Nearly a dozen people have died in connection with a listeria outbreak linked to frozen protein shakes distributed in long-term care facilities and some hospitals nationwide. 

The distributor, Lyons Magnus of Fort Wayne, Ind., announced the recall on Feb. 22 — even though it was reported to the Food and Drug Administration on November 25, 2024.  

The frozen supplemental shakes are distributed as 4 oz. Lyons ReadyCare and Sysco Imperial Frozen Supplemental Shakes, manufactured by Prairie Farms Dairy, Inc. of Edwardsville, Illinois. Sysco, a wholesale food distributor, announced on  Feb. 21 that it had recalled the shakes and had stopped buying other Lyons Magnus products supplied by the food corporation’s Fort Wayne, Indiana, facility.

The items were “distributed primarily to long-term care facilities and were not available for retail sale,” Lyons Magnus said in a statement. “As soon as Lyons Magnus learned of the issue, it took immediate action to halt the purchase of all products from the affected Prairie Farms facility, notify customers, and ensure that impacted products were removed from distribution nationally.”

The company gave no explanation for announcing  the recall more than three months after the CDC was notified about the listeria outbreak.  Yet the CDC itself still hasn’t issued a public alert about the listeria outbreak in the protein shakes — or a non-fatal salmonella outbreak tied to pastries distributed by a Canadian company earlier  this year. 
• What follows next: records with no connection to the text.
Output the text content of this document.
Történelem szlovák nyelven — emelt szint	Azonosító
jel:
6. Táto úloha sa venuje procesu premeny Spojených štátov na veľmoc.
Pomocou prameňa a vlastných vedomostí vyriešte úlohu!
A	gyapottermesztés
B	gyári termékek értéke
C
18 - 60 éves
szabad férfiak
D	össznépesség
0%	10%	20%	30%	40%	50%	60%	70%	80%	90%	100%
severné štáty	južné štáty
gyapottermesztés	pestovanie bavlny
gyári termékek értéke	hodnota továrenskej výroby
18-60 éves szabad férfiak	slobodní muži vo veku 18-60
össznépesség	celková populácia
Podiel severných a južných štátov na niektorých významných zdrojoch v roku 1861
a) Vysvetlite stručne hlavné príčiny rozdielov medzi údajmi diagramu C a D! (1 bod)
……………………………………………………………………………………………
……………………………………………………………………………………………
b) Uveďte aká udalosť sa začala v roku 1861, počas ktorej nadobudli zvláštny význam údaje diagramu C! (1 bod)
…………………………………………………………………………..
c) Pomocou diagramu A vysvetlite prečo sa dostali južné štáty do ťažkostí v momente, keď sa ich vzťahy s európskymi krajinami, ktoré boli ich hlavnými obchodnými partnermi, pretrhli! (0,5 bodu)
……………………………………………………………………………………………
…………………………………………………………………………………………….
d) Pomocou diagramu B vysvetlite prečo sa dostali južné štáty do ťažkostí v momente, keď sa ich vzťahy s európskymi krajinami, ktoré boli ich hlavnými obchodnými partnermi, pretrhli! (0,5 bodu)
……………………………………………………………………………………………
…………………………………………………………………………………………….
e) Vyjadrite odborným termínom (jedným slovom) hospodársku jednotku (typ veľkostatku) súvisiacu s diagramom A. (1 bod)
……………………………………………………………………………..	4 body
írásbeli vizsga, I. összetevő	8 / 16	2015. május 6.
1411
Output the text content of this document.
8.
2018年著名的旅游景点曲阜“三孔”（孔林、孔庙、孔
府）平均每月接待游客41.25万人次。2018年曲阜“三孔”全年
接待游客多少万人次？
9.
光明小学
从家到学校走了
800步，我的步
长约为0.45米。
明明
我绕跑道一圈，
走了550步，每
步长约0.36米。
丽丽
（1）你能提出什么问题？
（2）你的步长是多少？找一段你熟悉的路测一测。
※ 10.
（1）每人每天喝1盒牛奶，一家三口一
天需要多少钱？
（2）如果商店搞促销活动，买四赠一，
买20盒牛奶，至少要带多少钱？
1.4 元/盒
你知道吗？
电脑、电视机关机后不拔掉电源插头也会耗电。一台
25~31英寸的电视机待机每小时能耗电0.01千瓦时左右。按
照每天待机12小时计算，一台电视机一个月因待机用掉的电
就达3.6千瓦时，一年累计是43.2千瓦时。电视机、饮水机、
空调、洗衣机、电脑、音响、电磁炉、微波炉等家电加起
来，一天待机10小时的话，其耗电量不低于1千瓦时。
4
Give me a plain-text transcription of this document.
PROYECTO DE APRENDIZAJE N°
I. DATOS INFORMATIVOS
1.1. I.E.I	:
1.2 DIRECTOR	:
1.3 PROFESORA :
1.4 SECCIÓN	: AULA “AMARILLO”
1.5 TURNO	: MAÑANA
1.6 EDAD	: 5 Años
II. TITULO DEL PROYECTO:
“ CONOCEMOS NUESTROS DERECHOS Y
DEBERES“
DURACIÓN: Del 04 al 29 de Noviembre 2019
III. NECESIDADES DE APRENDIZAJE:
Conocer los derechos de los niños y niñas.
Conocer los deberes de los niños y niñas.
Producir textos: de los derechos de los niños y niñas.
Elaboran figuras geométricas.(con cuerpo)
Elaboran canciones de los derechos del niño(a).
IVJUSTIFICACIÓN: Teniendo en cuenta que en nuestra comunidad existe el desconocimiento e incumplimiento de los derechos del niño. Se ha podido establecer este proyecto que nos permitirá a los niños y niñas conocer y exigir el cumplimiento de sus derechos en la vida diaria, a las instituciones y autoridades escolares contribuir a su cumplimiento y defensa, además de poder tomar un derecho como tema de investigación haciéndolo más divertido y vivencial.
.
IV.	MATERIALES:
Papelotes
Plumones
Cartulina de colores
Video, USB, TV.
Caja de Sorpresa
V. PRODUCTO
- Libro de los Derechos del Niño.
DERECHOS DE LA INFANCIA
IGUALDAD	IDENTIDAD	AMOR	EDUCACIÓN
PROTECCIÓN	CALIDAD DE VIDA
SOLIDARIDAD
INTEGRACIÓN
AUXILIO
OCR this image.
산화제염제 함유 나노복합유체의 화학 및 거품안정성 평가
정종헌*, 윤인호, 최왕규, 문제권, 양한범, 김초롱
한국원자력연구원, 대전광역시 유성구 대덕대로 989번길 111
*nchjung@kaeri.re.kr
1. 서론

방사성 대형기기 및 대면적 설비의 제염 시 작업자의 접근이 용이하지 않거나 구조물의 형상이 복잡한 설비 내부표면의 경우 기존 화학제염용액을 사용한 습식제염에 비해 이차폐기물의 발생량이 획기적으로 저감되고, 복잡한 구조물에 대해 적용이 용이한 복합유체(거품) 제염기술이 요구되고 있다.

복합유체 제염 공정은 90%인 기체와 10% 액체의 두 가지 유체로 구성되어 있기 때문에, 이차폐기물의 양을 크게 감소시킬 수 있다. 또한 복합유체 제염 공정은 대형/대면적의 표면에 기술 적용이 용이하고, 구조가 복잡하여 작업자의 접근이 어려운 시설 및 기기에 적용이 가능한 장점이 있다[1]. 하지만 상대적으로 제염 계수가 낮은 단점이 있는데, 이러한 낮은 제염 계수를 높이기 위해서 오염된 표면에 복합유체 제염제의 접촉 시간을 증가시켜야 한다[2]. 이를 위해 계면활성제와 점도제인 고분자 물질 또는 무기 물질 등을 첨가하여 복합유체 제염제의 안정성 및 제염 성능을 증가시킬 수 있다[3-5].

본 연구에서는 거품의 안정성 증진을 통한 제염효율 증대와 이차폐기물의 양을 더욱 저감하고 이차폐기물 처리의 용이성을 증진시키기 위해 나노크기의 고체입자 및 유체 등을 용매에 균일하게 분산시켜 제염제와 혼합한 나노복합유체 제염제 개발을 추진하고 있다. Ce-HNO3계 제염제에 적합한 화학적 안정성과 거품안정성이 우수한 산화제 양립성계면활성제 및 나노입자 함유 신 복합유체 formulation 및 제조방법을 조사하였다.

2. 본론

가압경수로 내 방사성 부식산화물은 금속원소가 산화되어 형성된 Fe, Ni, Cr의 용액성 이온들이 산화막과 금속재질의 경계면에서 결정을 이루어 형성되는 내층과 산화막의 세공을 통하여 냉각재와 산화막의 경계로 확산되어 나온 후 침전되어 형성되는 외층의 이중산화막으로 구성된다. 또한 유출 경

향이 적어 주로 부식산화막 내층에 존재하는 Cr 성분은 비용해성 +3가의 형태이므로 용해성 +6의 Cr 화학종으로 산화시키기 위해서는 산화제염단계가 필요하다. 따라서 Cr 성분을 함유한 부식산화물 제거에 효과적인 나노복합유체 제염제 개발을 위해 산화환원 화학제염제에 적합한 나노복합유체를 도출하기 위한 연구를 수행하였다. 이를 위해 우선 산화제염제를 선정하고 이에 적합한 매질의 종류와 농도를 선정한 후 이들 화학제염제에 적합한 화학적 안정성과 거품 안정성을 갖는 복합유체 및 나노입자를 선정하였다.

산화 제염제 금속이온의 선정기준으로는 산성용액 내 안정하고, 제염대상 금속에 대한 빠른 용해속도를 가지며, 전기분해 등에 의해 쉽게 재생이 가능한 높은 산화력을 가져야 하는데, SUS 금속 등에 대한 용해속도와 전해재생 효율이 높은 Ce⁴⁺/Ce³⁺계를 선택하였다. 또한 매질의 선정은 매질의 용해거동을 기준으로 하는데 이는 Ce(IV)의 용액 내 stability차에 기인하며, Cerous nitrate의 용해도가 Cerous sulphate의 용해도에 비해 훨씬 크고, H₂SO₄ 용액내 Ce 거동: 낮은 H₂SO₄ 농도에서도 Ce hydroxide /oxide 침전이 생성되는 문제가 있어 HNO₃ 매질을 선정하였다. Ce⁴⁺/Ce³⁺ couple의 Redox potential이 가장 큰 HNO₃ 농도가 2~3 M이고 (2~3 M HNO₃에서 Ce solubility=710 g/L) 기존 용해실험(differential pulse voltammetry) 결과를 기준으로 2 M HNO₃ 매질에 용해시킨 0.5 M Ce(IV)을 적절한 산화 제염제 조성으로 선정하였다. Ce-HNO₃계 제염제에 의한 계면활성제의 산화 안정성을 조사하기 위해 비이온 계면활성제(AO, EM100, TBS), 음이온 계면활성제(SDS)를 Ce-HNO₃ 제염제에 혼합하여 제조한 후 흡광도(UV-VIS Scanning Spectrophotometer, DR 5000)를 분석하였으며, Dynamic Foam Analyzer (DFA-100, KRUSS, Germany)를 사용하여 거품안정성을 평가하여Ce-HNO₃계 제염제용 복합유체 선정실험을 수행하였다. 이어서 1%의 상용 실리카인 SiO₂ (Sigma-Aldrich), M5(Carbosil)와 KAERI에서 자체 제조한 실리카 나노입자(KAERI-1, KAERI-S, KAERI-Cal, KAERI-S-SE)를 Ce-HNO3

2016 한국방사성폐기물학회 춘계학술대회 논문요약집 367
““The CDC site has not published anything about these two outbreaks or made an announcement of the recalls,” said Bill Marler, of the law firm Marler Clark, which represents victims in food safety cases. “It is imperative to have active reporting on recalls by our government officials to help prevent more illnesses. This is in the interest of public safety.”

The states with reported cases are Alabama, California, Colorado, Connecticut, Florida, Illinois, Indiana, Maryland, Michigan, Minnesota, Missouri, North Carolina, Nevada, New York, Ohio, Oklahoma, Pennsylvania, Tennessee, Texas, Washington and West Virginia.

Both the FDA and CDC are  investigating the outbreak linked to protein shakes, which the CDC says actually dates back to 2018. Approximately 20 cases occurred in 2024 and 2025 a total of 38 people from 21 states have become ill including 37 hospitalizations and 11 deaths.  

The latest outbreak comes amid a wave of serious illnesses and deaths stemming from contaminated food. Last year,  tainted food caused more illnesses than in 2023, according to the U.S. PIRG Education Fund’s new report, Food for Thought 2025. Even more alarming: more than 500 people were hospitalized or died from food-borne illnesses  in 2024, more than double the 2023 total.

Nearly 1,400 people became ill from consuming tainted food in 2024 and nearly all of them were tied to just 13 disease outbreaks of Listeria, Salmonella or E. coli. 

Government food regulators define an outbreak of foodborne illness as “two or more people getting the same illness from the same contaminated food or drink.” 

Jennifer Porter Gore is a writer living in the Washington, D.C., area.